On privacy issues, especially when working with health data a sensitive subject, Hubbard explained that anonymisation is not always sufficient to protect privacy. On the other hand, too stringent privacy laws (such as EU regulation) can prevent essential health research to be conducted. A proposed policy in the UK (where?) is to keep the data centrally stored in a ‘safe haven’ – and only have the processed data freely distributed. This makes it hard to do ‘the wrong thing’.
Célina Ramjoué closed the panel session by voicing the European Commission’s position:
- The EC is very committed to Open Science, prove in the new H2020 policy
- TDM: the Licenses4Europe debate proves that this is a tricky discussion, but at least it got the subject on the agenda
- Open Access :
- in H2020, correct metadata will get even more attention
- costs for Gold OA will be eligible even after project ends
- enriched publications
- alignment of policies
- Open Research Data: ‘data is indeed the new oil’
- H2020 will feature a pilot about data, what will be the scope?

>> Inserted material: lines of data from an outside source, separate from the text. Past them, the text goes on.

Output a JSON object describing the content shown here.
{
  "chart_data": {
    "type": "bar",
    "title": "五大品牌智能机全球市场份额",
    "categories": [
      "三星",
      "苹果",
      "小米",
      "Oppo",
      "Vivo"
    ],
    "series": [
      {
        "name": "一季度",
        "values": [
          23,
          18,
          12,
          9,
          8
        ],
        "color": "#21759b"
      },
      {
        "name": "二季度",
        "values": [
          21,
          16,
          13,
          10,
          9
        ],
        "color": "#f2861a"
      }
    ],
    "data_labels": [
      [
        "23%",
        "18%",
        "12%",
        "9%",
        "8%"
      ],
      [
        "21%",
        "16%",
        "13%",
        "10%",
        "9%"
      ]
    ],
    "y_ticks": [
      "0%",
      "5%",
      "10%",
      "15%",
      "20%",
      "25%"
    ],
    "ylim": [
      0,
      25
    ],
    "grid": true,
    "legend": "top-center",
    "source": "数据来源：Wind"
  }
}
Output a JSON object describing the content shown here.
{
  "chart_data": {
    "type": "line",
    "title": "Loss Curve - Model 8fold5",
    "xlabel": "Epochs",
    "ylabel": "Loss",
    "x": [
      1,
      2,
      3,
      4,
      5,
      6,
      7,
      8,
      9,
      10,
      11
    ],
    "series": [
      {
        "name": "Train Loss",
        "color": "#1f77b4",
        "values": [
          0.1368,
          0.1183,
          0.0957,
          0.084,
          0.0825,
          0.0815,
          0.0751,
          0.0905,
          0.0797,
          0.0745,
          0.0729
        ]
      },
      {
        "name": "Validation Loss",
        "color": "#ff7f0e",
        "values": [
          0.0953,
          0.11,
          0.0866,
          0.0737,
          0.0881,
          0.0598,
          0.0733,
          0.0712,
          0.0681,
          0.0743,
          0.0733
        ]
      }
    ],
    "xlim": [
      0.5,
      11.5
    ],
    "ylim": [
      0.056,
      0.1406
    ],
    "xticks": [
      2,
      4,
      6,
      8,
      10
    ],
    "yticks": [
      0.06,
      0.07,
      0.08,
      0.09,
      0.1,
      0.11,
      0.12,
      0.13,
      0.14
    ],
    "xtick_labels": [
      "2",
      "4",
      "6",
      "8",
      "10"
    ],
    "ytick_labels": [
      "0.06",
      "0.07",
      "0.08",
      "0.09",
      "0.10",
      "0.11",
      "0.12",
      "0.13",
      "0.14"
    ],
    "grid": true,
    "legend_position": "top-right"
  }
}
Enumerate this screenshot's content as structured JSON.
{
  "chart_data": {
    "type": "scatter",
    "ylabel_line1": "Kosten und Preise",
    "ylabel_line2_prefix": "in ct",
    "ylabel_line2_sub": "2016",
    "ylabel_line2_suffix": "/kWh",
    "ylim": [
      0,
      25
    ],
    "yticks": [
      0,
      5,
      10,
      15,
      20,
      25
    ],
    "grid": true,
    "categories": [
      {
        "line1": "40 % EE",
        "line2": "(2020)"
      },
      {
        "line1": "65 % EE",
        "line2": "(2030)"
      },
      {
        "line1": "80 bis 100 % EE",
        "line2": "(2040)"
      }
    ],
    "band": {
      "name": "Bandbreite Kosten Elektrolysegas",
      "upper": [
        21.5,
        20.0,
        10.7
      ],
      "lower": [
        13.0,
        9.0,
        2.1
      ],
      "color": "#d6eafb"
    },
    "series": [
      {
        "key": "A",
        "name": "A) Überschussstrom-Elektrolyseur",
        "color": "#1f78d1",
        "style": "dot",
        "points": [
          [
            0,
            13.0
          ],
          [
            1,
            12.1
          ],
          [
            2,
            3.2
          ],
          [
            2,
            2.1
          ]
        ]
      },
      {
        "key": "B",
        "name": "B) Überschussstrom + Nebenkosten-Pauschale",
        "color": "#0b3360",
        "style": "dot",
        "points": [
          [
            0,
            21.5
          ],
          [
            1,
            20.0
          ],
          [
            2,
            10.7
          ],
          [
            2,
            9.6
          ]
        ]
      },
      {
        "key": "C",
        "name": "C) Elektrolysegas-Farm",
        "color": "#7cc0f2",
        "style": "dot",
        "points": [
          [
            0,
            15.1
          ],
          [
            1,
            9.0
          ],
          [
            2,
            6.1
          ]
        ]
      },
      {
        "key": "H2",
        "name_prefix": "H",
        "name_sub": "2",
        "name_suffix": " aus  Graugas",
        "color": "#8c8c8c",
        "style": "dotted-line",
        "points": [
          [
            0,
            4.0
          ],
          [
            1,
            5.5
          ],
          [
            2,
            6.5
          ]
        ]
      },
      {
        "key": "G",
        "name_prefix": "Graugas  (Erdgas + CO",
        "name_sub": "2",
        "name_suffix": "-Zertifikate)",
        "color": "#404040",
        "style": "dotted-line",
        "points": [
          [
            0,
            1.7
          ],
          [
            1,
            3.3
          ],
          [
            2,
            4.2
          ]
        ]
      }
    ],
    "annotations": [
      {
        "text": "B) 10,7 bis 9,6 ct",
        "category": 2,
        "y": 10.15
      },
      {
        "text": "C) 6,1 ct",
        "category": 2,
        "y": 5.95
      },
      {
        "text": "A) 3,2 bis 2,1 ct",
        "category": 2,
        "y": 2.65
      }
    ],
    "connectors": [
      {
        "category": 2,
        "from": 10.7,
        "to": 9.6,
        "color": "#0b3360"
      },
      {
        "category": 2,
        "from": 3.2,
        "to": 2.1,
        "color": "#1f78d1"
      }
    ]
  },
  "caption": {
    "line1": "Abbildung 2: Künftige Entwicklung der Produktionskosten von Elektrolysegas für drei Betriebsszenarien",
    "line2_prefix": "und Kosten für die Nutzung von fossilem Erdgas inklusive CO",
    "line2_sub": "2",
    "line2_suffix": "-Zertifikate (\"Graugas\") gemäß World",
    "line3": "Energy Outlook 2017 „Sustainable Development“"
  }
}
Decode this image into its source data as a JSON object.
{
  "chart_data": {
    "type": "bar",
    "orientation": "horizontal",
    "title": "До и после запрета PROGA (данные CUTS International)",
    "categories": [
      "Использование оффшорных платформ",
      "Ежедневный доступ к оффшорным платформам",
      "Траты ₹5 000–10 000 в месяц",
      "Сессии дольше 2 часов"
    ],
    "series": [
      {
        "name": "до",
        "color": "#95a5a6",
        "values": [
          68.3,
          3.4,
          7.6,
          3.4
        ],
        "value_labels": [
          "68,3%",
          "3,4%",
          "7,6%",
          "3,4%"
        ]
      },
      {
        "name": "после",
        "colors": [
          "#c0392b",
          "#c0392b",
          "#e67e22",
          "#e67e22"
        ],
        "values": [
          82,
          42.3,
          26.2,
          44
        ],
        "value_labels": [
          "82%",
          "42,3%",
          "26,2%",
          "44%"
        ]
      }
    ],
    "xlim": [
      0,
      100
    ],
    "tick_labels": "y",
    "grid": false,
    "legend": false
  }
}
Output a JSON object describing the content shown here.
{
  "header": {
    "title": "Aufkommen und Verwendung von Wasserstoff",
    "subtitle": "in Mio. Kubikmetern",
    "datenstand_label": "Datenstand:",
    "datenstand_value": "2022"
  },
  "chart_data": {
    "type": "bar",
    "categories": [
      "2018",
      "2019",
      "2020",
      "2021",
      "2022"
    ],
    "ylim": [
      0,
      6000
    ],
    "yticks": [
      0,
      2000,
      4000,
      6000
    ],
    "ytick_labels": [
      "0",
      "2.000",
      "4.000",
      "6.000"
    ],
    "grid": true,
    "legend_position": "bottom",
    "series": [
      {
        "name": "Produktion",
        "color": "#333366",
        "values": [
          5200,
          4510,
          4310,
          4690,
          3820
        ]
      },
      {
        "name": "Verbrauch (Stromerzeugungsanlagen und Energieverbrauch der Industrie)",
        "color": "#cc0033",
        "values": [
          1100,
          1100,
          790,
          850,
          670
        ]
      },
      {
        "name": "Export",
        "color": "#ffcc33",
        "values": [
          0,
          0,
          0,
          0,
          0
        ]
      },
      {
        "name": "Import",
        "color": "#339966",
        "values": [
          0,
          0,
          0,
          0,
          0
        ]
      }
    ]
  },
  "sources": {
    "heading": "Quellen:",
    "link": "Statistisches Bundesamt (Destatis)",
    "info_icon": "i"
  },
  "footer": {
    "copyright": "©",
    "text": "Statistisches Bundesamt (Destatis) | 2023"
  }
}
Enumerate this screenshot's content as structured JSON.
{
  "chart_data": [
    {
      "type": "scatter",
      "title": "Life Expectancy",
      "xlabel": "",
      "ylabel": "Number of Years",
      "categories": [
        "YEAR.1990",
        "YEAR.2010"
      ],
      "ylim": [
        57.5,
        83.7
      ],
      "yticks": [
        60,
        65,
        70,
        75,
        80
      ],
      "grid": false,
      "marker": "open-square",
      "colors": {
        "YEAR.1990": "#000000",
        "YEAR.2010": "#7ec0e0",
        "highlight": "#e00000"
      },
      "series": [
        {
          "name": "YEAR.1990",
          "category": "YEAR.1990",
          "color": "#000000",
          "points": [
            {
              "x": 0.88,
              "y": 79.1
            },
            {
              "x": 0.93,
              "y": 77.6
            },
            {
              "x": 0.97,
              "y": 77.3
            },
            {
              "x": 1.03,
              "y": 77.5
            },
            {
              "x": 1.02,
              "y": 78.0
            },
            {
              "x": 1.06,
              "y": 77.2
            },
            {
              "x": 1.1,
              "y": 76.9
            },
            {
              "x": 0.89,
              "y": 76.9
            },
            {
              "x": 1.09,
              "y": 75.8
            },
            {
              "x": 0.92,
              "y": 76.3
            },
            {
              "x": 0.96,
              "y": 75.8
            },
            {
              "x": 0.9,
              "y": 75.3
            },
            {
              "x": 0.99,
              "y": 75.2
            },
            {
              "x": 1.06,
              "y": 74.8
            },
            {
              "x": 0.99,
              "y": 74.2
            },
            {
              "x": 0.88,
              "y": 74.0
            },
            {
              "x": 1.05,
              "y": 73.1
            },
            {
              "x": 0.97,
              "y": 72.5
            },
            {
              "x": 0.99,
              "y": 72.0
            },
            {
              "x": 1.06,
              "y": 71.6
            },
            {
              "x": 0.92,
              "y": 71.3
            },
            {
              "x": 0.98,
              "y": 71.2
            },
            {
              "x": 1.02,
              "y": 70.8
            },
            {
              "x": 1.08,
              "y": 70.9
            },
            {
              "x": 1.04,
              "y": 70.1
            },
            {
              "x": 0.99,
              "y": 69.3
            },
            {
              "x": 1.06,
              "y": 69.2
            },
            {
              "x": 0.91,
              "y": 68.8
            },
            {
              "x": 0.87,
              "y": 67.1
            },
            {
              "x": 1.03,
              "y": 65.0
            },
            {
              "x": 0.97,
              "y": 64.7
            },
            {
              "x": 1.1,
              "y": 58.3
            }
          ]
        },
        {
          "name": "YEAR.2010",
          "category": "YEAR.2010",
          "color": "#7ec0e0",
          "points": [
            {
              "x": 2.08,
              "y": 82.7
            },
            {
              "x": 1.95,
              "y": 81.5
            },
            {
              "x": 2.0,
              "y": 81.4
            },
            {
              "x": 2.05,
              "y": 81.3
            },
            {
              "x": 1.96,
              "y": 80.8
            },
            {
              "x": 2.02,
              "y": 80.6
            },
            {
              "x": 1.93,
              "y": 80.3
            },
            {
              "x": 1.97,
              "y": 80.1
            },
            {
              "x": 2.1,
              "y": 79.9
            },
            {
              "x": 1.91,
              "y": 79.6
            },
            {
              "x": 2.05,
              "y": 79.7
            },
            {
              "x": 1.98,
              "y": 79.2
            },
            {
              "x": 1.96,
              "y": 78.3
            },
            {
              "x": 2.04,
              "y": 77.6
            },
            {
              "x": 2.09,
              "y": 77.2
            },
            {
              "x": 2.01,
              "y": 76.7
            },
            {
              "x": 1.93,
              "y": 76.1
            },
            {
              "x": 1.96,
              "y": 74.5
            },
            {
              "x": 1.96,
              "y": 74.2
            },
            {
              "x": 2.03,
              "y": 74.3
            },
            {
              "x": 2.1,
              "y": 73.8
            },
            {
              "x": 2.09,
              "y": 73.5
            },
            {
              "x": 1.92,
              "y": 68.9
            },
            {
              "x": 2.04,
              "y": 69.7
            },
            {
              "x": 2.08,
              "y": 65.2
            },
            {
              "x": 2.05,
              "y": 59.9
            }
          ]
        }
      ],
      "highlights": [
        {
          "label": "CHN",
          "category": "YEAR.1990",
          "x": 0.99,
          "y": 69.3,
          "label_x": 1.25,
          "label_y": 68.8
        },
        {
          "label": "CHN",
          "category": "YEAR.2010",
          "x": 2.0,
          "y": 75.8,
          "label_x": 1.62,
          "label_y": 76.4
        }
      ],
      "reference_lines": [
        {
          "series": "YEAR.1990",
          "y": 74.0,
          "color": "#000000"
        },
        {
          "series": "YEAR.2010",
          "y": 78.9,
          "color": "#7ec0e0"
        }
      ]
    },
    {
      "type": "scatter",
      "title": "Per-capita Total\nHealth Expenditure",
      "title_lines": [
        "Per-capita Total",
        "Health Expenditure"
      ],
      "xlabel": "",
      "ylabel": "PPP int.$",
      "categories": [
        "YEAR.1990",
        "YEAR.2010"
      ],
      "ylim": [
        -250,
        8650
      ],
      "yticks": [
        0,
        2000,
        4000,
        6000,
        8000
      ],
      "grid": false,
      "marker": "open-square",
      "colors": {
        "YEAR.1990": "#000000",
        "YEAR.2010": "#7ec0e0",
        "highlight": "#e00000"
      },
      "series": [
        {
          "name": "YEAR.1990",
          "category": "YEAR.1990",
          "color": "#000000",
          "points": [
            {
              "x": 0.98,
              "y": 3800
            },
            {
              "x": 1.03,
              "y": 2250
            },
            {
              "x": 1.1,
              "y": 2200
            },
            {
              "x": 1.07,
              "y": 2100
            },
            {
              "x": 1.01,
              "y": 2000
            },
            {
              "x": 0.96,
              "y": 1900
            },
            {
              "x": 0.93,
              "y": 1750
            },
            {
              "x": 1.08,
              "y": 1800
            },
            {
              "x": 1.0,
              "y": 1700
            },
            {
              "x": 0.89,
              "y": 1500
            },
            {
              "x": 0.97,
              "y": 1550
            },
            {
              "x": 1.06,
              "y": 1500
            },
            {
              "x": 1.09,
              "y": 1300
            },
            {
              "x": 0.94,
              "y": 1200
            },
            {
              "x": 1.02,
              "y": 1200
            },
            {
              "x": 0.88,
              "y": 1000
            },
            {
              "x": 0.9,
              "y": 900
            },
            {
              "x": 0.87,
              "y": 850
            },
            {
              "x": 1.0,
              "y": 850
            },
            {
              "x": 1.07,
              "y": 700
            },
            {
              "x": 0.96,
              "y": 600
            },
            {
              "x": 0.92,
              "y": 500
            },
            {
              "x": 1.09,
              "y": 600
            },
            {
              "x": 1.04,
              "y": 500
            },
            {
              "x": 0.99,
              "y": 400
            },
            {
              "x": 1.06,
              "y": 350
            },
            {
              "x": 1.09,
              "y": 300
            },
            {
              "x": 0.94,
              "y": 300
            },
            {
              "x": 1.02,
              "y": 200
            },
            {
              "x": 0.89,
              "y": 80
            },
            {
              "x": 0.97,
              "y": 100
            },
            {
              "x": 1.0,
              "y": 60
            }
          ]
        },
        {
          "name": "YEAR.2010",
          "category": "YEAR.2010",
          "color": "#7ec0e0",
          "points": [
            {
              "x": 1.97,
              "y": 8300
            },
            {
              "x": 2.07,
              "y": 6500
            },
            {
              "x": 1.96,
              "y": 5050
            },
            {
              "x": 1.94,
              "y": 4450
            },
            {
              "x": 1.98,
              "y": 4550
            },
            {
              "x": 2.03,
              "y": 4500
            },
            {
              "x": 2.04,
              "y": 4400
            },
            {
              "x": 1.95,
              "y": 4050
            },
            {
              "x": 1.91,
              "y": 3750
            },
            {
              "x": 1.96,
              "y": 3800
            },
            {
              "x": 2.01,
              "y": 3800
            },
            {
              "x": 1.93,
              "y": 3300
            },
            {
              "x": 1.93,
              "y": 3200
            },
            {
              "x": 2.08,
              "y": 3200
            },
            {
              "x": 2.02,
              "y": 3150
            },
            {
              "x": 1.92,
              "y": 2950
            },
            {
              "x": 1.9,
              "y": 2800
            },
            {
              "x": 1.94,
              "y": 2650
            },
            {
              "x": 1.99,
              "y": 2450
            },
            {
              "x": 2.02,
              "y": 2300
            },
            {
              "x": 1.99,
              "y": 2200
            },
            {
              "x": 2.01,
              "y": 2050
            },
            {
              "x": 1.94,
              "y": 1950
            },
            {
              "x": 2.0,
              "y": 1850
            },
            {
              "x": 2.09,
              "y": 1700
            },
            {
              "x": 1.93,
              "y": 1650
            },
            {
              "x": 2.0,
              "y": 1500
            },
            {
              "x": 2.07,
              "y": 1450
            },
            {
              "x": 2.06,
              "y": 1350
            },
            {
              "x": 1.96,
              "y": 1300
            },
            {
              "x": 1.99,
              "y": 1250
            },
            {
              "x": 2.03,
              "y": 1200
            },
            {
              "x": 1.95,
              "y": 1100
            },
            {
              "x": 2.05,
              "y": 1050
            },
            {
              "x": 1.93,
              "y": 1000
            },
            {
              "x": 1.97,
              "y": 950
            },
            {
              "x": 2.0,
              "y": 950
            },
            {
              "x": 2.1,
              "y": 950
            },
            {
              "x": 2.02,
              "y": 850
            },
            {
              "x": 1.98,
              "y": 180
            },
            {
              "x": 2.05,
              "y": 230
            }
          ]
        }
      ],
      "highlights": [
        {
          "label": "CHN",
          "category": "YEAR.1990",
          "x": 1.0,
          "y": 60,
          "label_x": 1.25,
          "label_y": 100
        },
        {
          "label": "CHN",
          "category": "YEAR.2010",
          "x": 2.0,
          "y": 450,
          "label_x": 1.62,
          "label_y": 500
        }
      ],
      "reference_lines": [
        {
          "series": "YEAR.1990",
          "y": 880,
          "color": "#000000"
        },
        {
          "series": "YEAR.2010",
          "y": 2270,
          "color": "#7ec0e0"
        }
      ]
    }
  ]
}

- opt-out option (for security, privacy or IP reasons)
- importance of Research Data Management plans
- ‘Open Science is digital science’
- Stakeholder input is necessary
A discussion with the audience then followed, of which I will mainly remember a short discussion between Alma Swan and the representative of Reed Elsevier. As far as I could understand, Elsevier is planning to collect large numbers of data and make them available. Of course – it’s Elsevier!- only after an ‘agreement’. Swan’s reply (loosely cited) : “why should we need extra agreements? That’s not what
opendata is about”. It seems that Elsevier is yet again trying to – disguised as ‘opening up’ – lock stuff up and only make them available after individual agreements (cf. Elseviers policies about self-archiving when mandated).
To conclude, Tim Hubbard made a great remark about how practice shows that ‘there are no downsides to open data’. The fears of researchers about sharing their data are almost never justified: peers, public, journalists etc. all show that – when data is properly made available – it is generally used and cited correctly.